Thursday, August 11, 2011

The interruption of automated apps in OS X Lion

OS X Lion grows similarity with IOS in the way it manages applications to decide for itself the closure of an application to free resources. This function of "automatic termination" of applications, a real break from the multitasking system is supposed to improve "user experience" according to Apple. The Cupertino company said that the role of traditional + Q is minimized with OS X Lion, the benefit of an automatic management of application state - the beta of OS X Lion pushed to its logical conclusion by not doing the lights appear in the Dock. Lion OS X has two distinct ways to leave, or rather interrupting an application automatically.
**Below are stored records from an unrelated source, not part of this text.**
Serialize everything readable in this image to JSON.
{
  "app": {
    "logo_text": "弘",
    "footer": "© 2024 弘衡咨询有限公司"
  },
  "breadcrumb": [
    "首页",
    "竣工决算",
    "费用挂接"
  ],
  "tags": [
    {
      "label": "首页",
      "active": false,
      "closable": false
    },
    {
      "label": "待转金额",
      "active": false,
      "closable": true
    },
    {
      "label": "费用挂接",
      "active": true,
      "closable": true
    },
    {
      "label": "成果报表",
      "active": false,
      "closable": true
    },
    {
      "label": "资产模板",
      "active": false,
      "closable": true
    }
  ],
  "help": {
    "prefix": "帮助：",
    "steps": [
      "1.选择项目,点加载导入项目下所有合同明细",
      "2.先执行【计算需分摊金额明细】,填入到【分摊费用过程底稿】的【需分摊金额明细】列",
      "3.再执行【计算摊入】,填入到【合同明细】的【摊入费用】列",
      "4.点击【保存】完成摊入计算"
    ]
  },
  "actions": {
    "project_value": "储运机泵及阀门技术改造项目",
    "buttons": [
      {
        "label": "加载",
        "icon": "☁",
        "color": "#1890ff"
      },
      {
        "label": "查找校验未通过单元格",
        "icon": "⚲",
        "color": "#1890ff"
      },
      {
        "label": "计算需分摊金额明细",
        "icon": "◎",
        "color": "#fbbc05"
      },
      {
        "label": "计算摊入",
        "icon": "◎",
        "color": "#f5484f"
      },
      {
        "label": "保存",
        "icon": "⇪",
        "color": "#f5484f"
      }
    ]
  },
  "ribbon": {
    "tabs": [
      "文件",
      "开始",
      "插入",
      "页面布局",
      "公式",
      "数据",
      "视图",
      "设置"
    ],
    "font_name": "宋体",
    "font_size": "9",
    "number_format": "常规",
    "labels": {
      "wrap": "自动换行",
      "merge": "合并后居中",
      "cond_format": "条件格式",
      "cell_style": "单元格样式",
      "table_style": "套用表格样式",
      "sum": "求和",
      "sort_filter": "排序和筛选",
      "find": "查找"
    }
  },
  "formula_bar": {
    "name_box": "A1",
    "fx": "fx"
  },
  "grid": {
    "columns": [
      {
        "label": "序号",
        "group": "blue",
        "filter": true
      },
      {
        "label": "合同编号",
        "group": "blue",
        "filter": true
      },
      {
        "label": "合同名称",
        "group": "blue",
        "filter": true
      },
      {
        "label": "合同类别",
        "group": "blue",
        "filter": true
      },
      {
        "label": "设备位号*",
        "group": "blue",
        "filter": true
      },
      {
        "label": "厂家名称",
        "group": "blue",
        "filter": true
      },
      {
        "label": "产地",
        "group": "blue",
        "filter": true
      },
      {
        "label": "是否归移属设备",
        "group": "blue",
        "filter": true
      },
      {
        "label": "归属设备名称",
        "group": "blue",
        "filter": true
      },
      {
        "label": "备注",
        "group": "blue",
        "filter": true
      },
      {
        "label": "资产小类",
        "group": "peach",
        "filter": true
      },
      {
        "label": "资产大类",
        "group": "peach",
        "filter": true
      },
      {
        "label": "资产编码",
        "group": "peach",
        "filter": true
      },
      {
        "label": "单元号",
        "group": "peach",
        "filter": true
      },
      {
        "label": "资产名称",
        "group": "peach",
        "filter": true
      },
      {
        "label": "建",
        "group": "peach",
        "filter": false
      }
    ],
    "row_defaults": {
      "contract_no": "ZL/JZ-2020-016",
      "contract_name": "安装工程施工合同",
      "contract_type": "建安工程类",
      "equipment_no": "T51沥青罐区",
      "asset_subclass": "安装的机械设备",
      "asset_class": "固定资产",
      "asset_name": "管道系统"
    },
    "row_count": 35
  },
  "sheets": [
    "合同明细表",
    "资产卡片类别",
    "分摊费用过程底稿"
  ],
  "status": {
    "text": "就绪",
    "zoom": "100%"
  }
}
The first, "Sudden Termination", which must be provided by the developer, allows an application to tell the system it can be left without further ado, allowing particular to expedite the process of extinction of the machine or log off. The second, the "Automatic Termination" is a bit more invasive. Again, the developer decides to implement it or not: if it does, Apple advises that the application is also compatible with automatic backup and Resume. The Automatic Termination is indeed a function allowing the system to close an application when it wants to free up resources. A good application to test this feature is TextEdit . TextEdit open some documents, close them, go about your business, do a Command + Tab to go back to TextEdit ... and notice that the application closed. The Automatic Termination works even if the documents are still open, provided that the application is not used (not active, no documents or minimized in the Dock visible to the user) allow multiple documents open TextEdit in a space, and again, go about your business. Sooner or later, OS X TextEdit Lion close to free resources. TextEdit is not in the Dock and for good reason: it was left automatically by Lion. It appears, against the Activity Monitor, as if to sleep. Disadvantage: If you did not add its icon in the Dock, you should use your favorite launcher or the Finder to open it again. TextEdit is actually not quite left: the process still appears in the Activity Monitor. The recovery is instant, and with the Auto Save and Resume, documents and their contents are restored. Few resources are actually released: this function is really useful, or she may cause the confusion? The implementation of this function is left to the discretion of the developer, but the user should not be allowed to disable it anyway? Does the user to manage the state of its applications, or machine?